NUM TEMPO DE CARTAS


Por vezes me vejo recriando cenários e...
Era ali no segundo andar daquêle pequeno prédio de esquina que a janela sempre aberta espiava a paisagem.
À sua frente,as paralelas da linha férrea dividindo a cidadezinha em duas pacatas porções deixavam expostas ,do outro lado da ferrovia,algumas palmeiras,os dois hotéis proximos à estação e o amontoado de toros de bracatinga que lhes abasteciam fogões.
Poucos automóveis,pouco movimento de gente pelas ruas...Naquêle bucolismo,paz e sossêgo,aproveitavam para flertar à sombra das acácias na única praça existente.
A novidade ficava por conta da novena das quartas feiras trazendo um bom número de devotas à espera do ônibus que as levaria ao outro extremo daquêle nosso projeto de metrópole.
Entre uma carola e outra resgatava-se sempre algum brotinho a quem lançava-se um "olhar 43",cheio de segundas,terceiras e até quartas intenções.
A brecha entreaberta pelo olho gigante da janela oportunizava a vazão de outros atentos pares de olhos,divididos entre papeis,teclados de "Remingthons"(moderníssimas!),manivelas de "Facits" e a atenção direcionada ao outro lado da praçinha,onde funcionava a agência dos Correios.
Anos 68/70...Vivia-se um tempo de ideais,algumas incertezas e questionamentos.A adolescência posta em sua plenitude.
Euforia total!...Ora rebelando-se,sem justa causa,ora alçando vôos em busca de sonhos,de afetos,amores e novos horizontes.
Calcado numa estatura mediana,um olhar sisudo ,apertado entre proeminentes bochechas represadas na vastidão do bigode,o agente dos Correios cruzava a calçada vindo da estação de trens.
Chapéu "Panamá",camisa branca e a saliência generosa duma barriga realçando suspensórios a prender-lhe as calças era a marca registrada do “Senhor das quinze horas”,empurrando a carriola por onde amontoavam-se malotes de correspondências.
Aquele visual conferia-lhe um ar de austeridade e comando incapazes,porém,de embaçar o brilho da admiração coletiva que lhe era devotada.
Afinal,estava ali,o portador das mensagens tão esperadas.Dos relatos plenos de novidades, alimentadores de sonhos e ilusões.Perseguiam-lhe, olhares afoitos do segundo andar do “pequeno prédio da esquina”.
Sêres famintos de amizades e relacionamentos por correspondência! Modismo da época.

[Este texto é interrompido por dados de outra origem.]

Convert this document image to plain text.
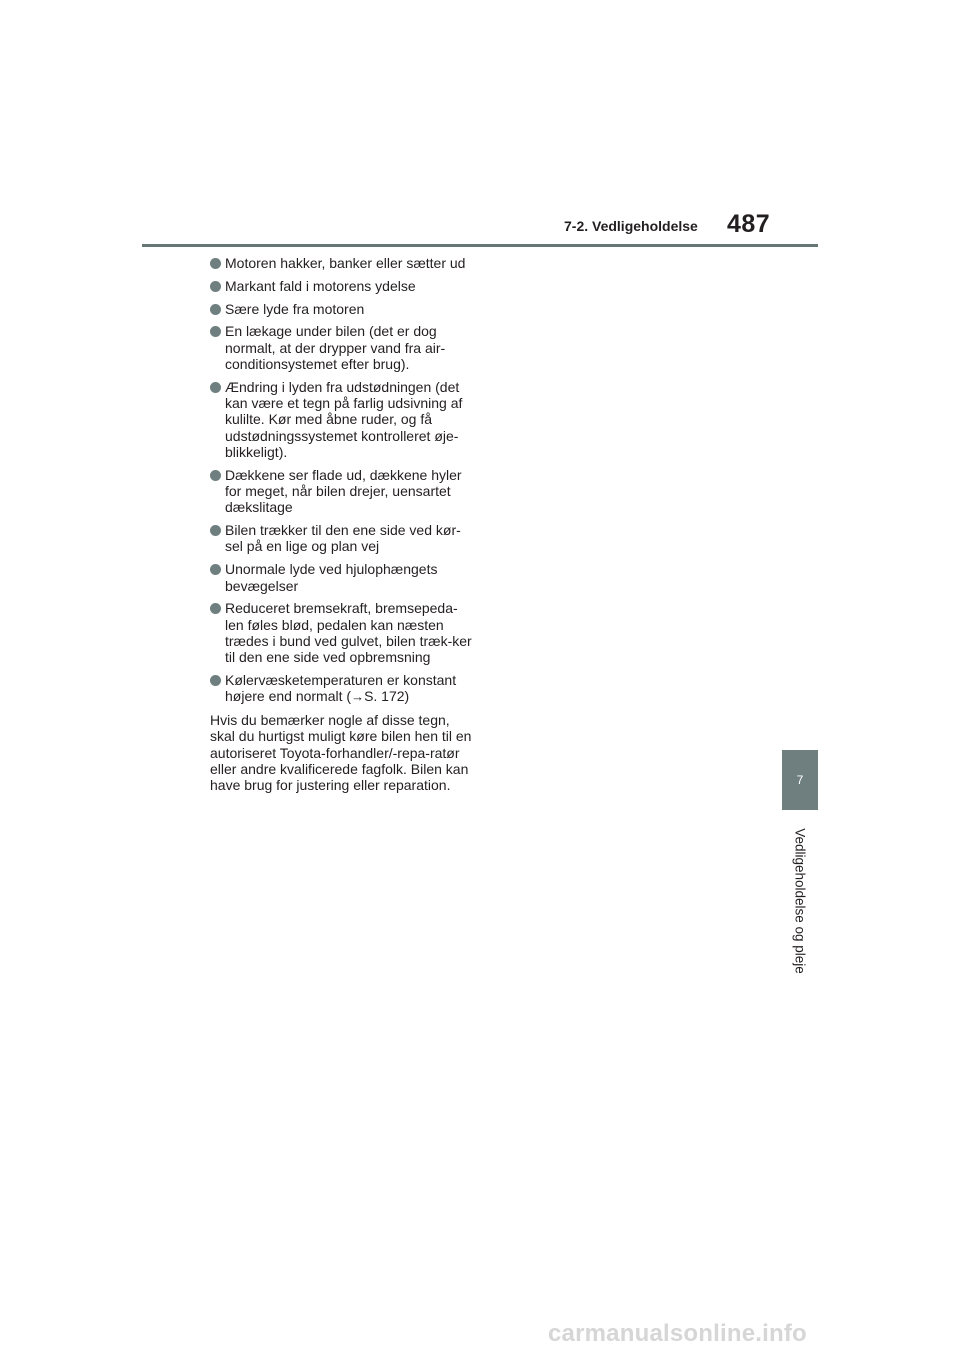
7-2. Vedligeholdelse 487
Motoren hakker, banker eller sætter ud
Markant fald i motorens ydelse
Sære lyde fra motoren
En lækage under bilen (det er dog normalt, at der drypper vand fra air-conditionsystemet efter brug).
Ændring i lyden fra udstødningen (det kan være et tegn på farlig udsivning af kulilte. Kør med åbne ruder, og få udstødningssystemet kontrolleret øje-blikkeligt).
Dækkene ser flade ud, dækkene hyler for meget, når bilen drejer, uensartet dækslitage
Bilen trækker til den ene side ved kør-sel på en lige og plan vej
Unormale lyde ved hjulophængets bevægelser
Reduceret bremsekraft, bremsepeda-len føles blød, pedalen kan næsten trædes i bund ved gulvet, bilen træk-ker til den ene side ved opbremsning
Kølervæsketemperaturen er konstant højere end normalt (→S. 172)

Hvis du bemærker nogle af disse tegn, skal du hurtigst muligt køre bilen hen til en autoriseret Toyota-forhandler/-repa-ratør eller andre kvalificerede fagfolk. Bilen kan have brug for justering eller reparation.	7
Vedligeholdelse og pleje
carmanualsonline.info
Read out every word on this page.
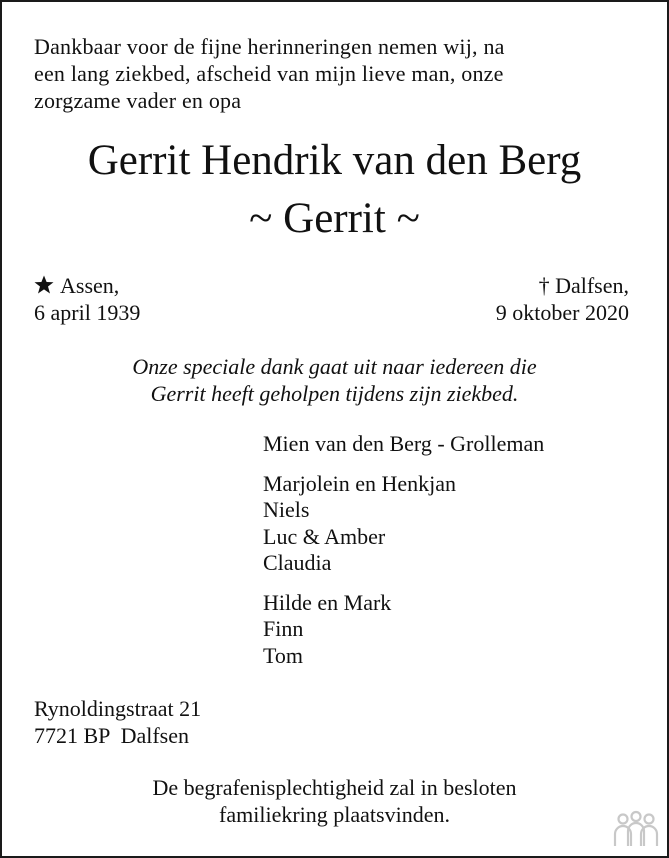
Dankbaar voor de fijne herinneringen nemen wij, na
een lang ziekbed, afscheid van mijn lieve man, onze
zorgzame vader en opa
Gerrit Hendrik van den Berg
~ Gerrit ~
Assen,
6 april 1939
† Dalfsen,
9 oktober 2020
Onze speciale dank gaat uit naar iedereen die
Gerrit heeft geholpen tijdens zijn ziekbed.
Mien van den Berg - Grolleman
Marjolein en Henkjan
Niels
Luc & Amber
Claudia
Hilde en Mark
Finn
Tom
Rynoldingstraat 21
7721 BP  Dalfsen
De begrafenisplechtigheid zal in besloten
familiekring plaatsvinden.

[Uma espécie do Facebook nosso de cada dia]
Aos embalos de "I Started a Joke" dos Bee Gees e "Eu sou terrível" do Roberto, conseguia-se em programas de rádio alguns enderêços,que somados àquêles obtidos nas páginas das revistas "Capricho" e "Sétimo Céu",rendiam no recebimento de algumas dezenas de cartinhas recheadas de relatos aparentemente sinceros ,algumas inverdades e falsas expectativas em perfis traçados muito além da realidade.Fotos 3x4 nas melhores pôses,permeadas de sônetos,poemas e eventualmente algumas folhas de papel-carta cheirando à "Toque de Amor" da Avon,o must da época.
Nem preciso dizer das linhas que as respondiam,borradas à "Lancaster",o cheiro do homem dos anos 70 rsrs.
Na saleta,abaixo da linha,a batalha era travada em nome do pretenso "Ir buscar o malote do escritório"!
Uma disputa acirrada entre um grande número de voluntários pré dispostos a enfrentar a “árdua missão”.
Caixa Postal 104...Lembro-me ainda.Alguns jornais,revistas fiscais,duplicatas(os boletos vieram muito depois) ,e...A pilha de cartas,ansiosamente esperadas.
No único guichê,entre as paredes escuras do Correio,emoldurava-se a face de dona Aurora.Os cabelos grisalhos e aquêle seu olhar melancólico,desfaziam-se no esbôço de um sorriso ligeiro, acompanhado do conhecido balançar de cabeça,diante da “AURORA” da vida que raiava na euforia daquêles bobocas sonhadores.